Déçu, fatigué, mais pas rancunier: «Non, je suis à la Municipalité depuis 1998 et syndic depuis 2011. Je garde de très bons souvenirs. Mais avec les défis qui attendent cette commune, il faut être plus que motivé. Par ailleurs, il était clair que je ne me représenterais pas aux élections de 2016.» Mais pourquoi dès lors quitter si vite et ne pas faire la liaison jusqu’à la prochaine législature? «Justement pour permettre aux suivants de prendre leurs marques.»

Roland Oppliger
Roland Oppliger, vice-syndic, partira également, mais assumera, en sa qualité de vice-syndic, les affaires jusqu’à l’arrivée d’un nouveau chef de l’exécutif le 30 juin. «Il y a deux raisons à mon départ. D’un côté, mon activité professionnelle de médecin qui implique 12 heures de travail par jour. Si on rajoute la gestion d’un village, il devient difficile d’avoir une vie normale.»


Mais c’est évidemment la deuxième raison qui a pesé: «Mon analyse est politique. J’ai tourné ça dans tous les sens possibles et ne peux arriver qu’à une seule conclusion: ce vote est un désaveu. A Chéserex, la bonne marche de la commune repose essentiellement sur la bonne volonté de chacun. Mais aujourd’hui, le syndic est surchargé, le vice-syndic aussi. Tout comme la municipale. Le peuple, qui a toujours raison, ne comprend pas cela.»
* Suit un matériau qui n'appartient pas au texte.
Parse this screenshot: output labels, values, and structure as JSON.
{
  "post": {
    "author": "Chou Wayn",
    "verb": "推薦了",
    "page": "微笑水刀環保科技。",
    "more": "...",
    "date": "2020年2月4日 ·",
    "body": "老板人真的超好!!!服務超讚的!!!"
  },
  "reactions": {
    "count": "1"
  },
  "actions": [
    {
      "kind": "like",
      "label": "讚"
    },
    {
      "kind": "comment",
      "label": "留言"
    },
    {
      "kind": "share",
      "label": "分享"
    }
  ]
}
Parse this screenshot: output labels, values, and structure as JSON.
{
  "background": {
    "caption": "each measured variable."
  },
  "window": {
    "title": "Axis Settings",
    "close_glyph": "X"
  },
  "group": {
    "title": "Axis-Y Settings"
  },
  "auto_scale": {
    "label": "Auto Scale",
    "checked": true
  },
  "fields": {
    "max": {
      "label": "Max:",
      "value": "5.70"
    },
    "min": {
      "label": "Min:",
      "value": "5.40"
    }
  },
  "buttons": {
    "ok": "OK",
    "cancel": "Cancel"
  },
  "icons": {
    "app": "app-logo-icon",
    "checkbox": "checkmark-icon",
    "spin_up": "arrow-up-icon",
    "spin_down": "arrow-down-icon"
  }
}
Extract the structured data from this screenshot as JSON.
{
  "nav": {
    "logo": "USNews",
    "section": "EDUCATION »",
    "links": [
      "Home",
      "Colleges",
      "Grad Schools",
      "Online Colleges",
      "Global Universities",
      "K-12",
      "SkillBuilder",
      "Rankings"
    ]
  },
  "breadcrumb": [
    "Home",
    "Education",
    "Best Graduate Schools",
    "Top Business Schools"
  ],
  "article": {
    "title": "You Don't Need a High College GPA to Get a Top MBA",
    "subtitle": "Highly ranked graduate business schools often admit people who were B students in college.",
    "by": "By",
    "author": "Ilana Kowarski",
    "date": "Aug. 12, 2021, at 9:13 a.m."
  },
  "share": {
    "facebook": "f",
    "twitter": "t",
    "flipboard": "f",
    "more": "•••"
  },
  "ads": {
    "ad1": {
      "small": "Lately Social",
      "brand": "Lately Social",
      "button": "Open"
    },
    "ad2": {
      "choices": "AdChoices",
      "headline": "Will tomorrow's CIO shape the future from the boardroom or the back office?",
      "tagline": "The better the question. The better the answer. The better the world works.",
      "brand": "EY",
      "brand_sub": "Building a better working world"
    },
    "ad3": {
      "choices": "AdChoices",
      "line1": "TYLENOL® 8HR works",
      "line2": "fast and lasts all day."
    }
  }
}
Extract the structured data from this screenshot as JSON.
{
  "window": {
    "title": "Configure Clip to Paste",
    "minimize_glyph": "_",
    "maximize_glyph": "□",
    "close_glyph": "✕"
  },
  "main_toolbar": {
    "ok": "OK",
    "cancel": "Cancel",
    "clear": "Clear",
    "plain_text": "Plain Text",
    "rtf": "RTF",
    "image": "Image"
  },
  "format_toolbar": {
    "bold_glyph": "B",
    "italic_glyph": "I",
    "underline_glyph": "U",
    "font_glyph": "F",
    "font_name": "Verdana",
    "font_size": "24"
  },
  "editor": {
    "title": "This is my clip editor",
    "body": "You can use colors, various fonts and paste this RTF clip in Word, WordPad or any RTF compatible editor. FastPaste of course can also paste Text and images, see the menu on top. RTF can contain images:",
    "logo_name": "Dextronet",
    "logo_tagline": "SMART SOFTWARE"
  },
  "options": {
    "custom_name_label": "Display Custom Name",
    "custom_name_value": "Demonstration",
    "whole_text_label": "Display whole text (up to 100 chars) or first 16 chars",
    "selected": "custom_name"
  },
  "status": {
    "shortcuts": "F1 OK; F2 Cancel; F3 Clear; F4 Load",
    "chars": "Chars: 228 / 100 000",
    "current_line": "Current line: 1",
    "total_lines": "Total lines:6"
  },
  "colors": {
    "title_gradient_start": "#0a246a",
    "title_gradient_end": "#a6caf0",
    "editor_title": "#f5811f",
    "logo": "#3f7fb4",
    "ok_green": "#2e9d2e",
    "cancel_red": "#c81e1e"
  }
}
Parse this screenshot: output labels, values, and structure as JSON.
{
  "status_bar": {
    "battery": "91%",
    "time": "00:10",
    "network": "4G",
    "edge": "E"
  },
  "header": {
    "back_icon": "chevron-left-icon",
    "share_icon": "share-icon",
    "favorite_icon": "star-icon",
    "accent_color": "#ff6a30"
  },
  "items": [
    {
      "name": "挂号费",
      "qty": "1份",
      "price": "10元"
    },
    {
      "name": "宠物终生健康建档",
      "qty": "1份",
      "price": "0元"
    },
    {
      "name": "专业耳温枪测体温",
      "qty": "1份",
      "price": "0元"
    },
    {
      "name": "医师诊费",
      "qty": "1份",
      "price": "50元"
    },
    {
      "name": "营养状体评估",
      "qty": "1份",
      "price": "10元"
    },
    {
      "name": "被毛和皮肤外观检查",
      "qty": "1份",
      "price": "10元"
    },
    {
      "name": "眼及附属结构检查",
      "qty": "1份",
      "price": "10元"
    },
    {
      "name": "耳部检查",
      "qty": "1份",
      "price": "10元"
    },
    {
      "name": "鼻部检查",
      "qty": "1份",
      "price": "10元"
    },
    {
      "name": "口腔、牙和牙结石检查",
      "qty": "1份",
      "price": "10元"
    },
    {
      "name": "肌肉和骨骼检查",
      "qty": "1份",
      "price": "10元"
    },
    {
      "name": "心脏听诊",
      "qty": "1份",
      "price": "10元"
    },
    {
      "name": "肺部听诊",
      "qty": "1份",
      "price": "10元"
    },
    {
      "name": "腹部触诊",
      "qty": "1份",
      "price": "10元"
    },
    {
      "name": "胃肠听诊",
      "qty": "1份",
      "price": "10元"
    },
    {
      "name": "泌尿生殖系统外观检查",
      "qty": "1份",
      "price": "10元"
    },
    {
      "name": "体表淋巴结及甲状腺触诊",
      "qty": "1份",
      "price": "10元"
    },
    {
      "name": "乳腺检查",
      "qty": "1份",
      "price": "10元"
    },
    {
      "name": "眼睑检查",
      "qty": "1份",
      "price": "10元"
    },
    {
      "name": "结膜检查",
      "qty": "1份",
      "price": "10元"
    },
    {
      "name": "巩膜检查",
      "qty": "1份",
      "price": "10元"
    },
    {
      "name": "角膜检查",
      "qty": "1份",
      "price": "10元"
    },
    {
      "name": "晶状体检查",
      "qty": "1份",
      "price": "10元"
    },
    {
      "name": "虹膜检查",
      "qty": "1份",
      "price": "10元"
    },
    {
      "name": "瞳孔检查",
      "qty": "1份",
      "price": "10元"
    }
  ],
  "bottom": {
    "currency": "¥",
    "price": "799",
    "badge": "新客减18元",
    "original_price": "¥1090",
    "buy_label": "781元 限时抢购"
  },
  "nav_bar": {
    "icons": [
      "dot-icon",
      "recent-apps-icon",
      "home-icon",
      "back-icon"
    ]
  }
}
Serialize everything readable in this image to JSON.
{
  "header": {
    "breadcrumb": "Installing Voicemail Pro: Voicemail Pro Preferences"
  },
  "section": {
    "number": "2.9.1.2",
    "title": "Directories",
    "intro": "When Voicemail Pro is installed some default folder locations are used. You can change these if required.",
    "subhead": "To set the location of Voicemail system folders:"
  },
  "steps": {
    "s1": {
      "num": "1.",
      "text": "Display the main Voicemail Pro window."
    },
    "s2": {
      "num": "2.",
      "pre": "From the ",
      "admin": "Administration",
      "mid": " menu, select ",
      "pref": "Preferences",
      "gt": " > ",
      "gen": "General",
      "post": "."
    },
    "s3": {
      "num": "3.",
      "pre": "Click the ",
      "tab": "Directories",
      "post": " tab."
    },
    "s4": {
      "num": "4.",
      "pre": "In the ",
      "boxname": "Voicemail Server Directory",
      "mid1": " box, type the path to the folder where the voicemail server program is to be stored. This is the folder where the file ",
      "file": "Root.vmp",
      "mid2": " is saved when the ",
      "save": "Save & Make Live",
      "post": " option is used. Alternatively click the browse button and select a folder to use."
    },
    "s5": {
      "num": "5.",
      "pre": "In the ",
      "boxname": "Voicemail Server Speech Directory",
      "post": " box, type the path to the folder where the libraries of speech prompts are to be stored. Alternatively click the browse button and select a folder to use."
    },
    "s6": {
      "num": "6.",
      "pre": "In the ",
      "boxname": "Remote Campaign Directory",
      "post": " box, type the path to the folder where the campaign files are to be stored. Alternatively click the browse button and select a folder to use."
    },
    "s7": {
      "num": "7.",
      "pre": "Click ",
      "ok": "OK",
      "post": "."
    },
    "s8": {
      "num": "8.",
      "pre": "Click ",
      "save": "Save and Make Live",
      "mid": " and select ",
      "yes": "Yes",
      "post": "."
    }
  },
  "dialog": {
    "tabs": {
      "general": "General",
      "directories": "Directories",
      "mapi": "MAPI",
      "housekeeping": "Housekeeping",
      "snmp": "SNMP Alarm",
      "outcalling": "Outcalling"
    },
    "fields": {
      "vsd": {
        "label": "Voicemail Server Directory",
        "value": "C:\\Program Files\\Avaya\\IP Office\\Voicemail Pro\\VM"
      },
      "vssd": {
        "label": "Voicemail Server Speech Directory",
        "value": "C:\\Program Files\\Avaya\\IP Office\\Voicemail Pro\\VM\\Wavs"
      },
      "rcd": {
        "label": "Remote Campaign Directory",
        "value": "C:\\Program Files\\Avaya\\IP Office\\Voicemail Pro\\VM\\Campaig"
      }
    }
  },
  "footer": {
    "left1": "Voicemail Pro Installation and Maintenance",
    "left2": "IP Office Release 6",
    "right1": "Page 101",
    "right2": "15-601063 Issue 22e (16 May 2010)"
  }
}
Celui qui est arrivé au Conseil général à 18 ans a aussi été affecté par la tournure des événements: «La campagne a été méchante. Et je ne veux plus diriger un village dans un tel état d’esprit. Je crois que quelque chose s’est passé car je vois que même le Conseil communal a fini par tourner sa veste durant la campagne. Et je ne peux l’interpréter qu’ainsi: on a fait peur aux gens, avec des arguments infondés. Dès lors, apeurés, les gens ne voulaient même plus discuter. La peur, le fric et la méchanceté, voilà ce qui s’est passé. Je tire donc la conséquence politique de ce désaveu», conclut Roland Oppliger, qui a donné 24 ans de sa vie à son village, et qui n’a pas goûté non plus au manque de soutien populaire après la votation. «On nous dit que ce vote est un plébiscite de notre gestion communale? De qui se moque-t-on?! Personne, ou presque, n’est venu nous témoigner son soutien après le 25 janvier.»

Nathalie Sandoz
Pour Nathalie Sandoz, conseillère communale depuis 2006 qui a intégré la Municipalité en 2013, le constat est le même: «Ce vote était vraiment une claque pour nous.» Mais elle pondère: sa démission trouve aussi des raisons dans sa vie personnelle.

Et maintenant?
Reste maintenant à savoir comment gérer la commune d’ici à la prochaine législature, dans une année. Une chose est certaine, en assurant l’intérim à la tête de la Municipalité après le départ du syndic Christian Pierrehumbert, Roland Oppliger permettra à la commune d’éviter la tutelle de l’Etat. «C’est une situation très très rare, commente le préfet du district de Nyon Jean-Pierre Deriaz. Il faudra organiser une élection complémentaire triple rapidement puis, éventuellement, une élection pour la syndicature.»
Une démission qui aura aussi le mérite de mettre les partisans d’une autonomie communale devant leurs responsabilités: il va désormais falloir s’engager.